The Spelling Bee
It’s been quiet around here. How about a thrilling story from my youth?
I was always a little nerdy (shocker, I know.) And I am naturally a pretty good speller (this doesn’t mean I don’t make typos or spell some words wrong occasionally. Don’t go being an internet jerk and find all my misspellings.) And way back in fourth grade, I was a champion speller. Really.
I went to this awesome elementary school. It was really a crazy place where we ran our own businesses, went on whale watching tours and somehow were let out at lunch time to go to a shopping center for lunch. In any case, like most sane schools, we had an annual spelling bee. The winner gets to go on to the district, etc. The way most classes handled it, was that there was a class spelling bee, and then the winner gets to go on to the school level. Well, I won Mr. Feldman’s class contest, and went to an assembly with all the other 4th, 5th and 6th grade winners.
This thing was really a nail biter. People were dropping like flies, but sure enough, it was between me and Douglas Kasim (I am intentionally misspelling his name. If he found this blog in a vanity search, I would die!). Douglas was a 6th grader. A sixth grader! I was in fourth grade. This.Was.Huge. After a tense moment where the judges debated over “mountainous” – I won the spelling bee. I remember looking out and seeing Mr. Feldman do some sort of crazy fist-pumping action. As the winner I got some giant book called “Liberty” and a spot in the district competition.

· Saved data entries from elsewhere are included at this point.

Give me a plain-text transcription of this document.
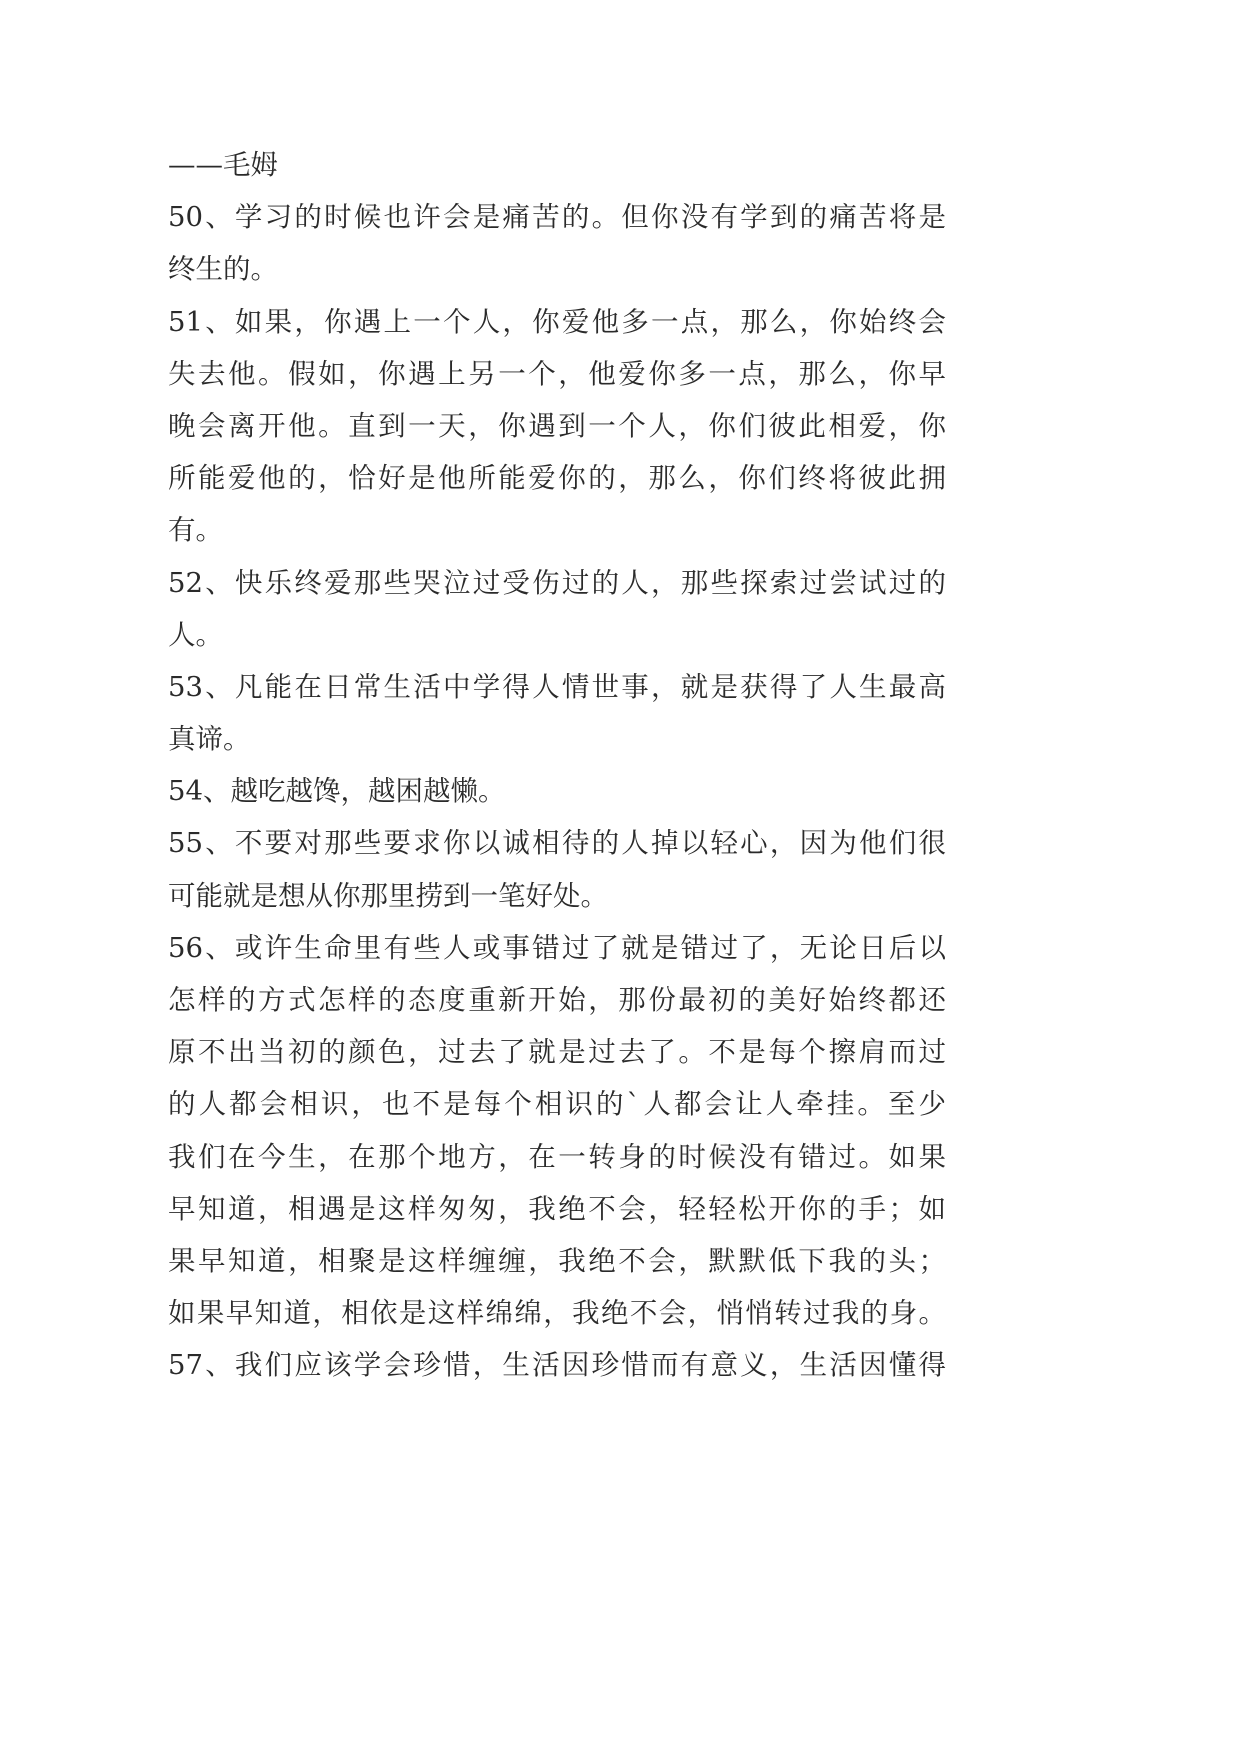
——毛姆
50、学习的时候也许会是痛苦的。但你没有学到的痛苦将是
终生的。
51、如果，你遇上一个人，你爱他多一点，那么，你始终会
失去他。假如，你遇上另一个，他爱你多一点，那么，你早
晚会离开他。直到一天，你遇到一个人，你们彼此相爱，你
所能爱他的，恰好是他所能爱你的，那么，你们终将彼此拥
有。
52、快乐终爱那些哭泣过受伤过的人，那些探索过尝试过的
人。
53、凡能在日常生活中学得人情世事，就是获得了人生最高
真谛。
54、越吃越馋，越困越懒。
55、不要对那些要求你以诚相待的人掉以轻心，因为他们很
可能就是想从你那里捞到一笔好处。
56、或许生命里有些人或事错过了就是错过了，无论日后以
怎样的方式怎样的态度重新开始，那份最初的美好始终都还
原不出当初的颜色，过去了就是过去了。不是每个擦肩而过
的人都会相识，也不是每个相识的`人都会让人牵挂。至少
我们在今生，在那个地方，在一转身的时候没有错过。如果
早知道，相遇是这样匆匆，我绝不会，轻轻松开你的手；如
果早知道，相聚是这样缠缠，我绝不会，默默低下我的头；
如果早知道，相依是这样绵绵，我绝不会，悄悄转过我的身。
57、我们应该学会珍惜，生活因珍惜而有意义，生活因懂得
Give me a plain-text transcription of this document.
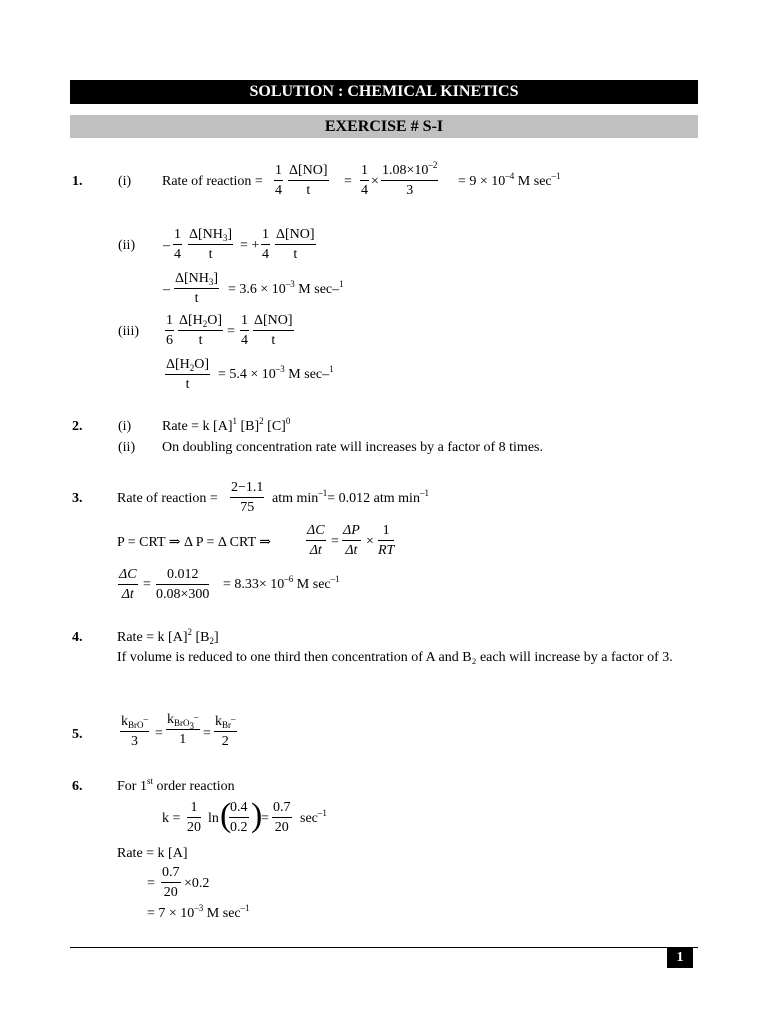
SOLUTION : CHEMICAL KINETICS
EXERCISE # S-I
1.	(i) Rate of reaction = $\frac{1}{4} \frac{\Delta[NO]}{t} = \frac{1}{4} \times \frac{1.08\times 10^{-2}}{3} = 9 \times 10^{-4}$ M $\sec^{-1}$
$(ii) - \frac{1}{4} \frac{\Delta[NH_3]}{t}$ = + $\frac{1}{4} \frac{\Delta[NO]}{t}$
– $\frac{\Delta[NH_3]}{t} = 3.6 \times 10^{-3}$ M sec–$^1$
$(iii) \frac{1}{6} \frac{\Delta[H_2O]}{t} = \frac{1}{4} \frac{\Delta[NO]}{t}$
$\frac{\Delta[H_2O]}{t} = 5.4 \times 10^{-3}$ M sec–$^1$
2.	(i) Rate = k $[A]^1$ $[B]^2$ $[C]^0$
(ii) On doubling concentration rate will increases by a factor of 8 times.
3. Rate of reaction = $\frac{2-1.1}{75}$ atm $\min^{-1}= 0.012$ atm $\min^{-1}$
P = CRT ⇒ Δ P = Δ CRT ⇒ $\frac{\Delta C}{\Delta t} = \frac{\Delta P}{\Delta t} \times \frac{1}{RT}$
$\frac{\Delta C}{\Delta t} = \frac{0.012}{0.08\times 300} = 8.33\times 10^{-6}$ M $\sec^{-1}$
4. Rate = k $[A]^2$ $[B_2]$
If volume is reduced to one third then concentration of A and B₂ each will increase by a factor of 3.
5.
$k_{BrO^-}$
3
=
$k_{BrO_3^-}$
1	=
$k_{Br^-}$
2
6. For 1st order reaction
$k = \frac{1}{20}$ ln (
$\frac{0.4}{0.2}$ )
= $\frac{0.7}{20} \sec^{-1}$
Rate = k [A]
= $\frac{0.7}{20} \times 0.2$
= $7 \times 10^{-3}$ M $\sec^{-1}$
1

Well, for a nerd like me? This was heaven. I went home, every grandparent, everywhere was called. It was a Big Deal. The next morning at school, I was called down to the principal’s office. I almost died. The principal’s office? I have never, ever been down there. Terrified, I went down. In the office was Mr. Siegerman and Douglas Kasim. Apparently, the district competition is only for 5th – 8th grades. Fourth graders were not allowed, and were only allowed to compete on the school level for practice. No one ever thought we would win. So, not only was I not allowed to go to the district competition, they actually asked me for the book back! They were going to strip me of the prize! I don’t remember what happened after that, because I saw the book in my mom’s house the other day – so I guess maybe she called him and told him to go to hell.
In any case, Douglas went to the district. And lost in the first round. And I was never, ever able to win a spelling bee again. I totally freeze. In 5th grade, I got out on the word “chocolate” (I forgot the ‘o’ in the middle).
My grandma had a trophy made up for me. It is still prominently displayed on my bookshelf.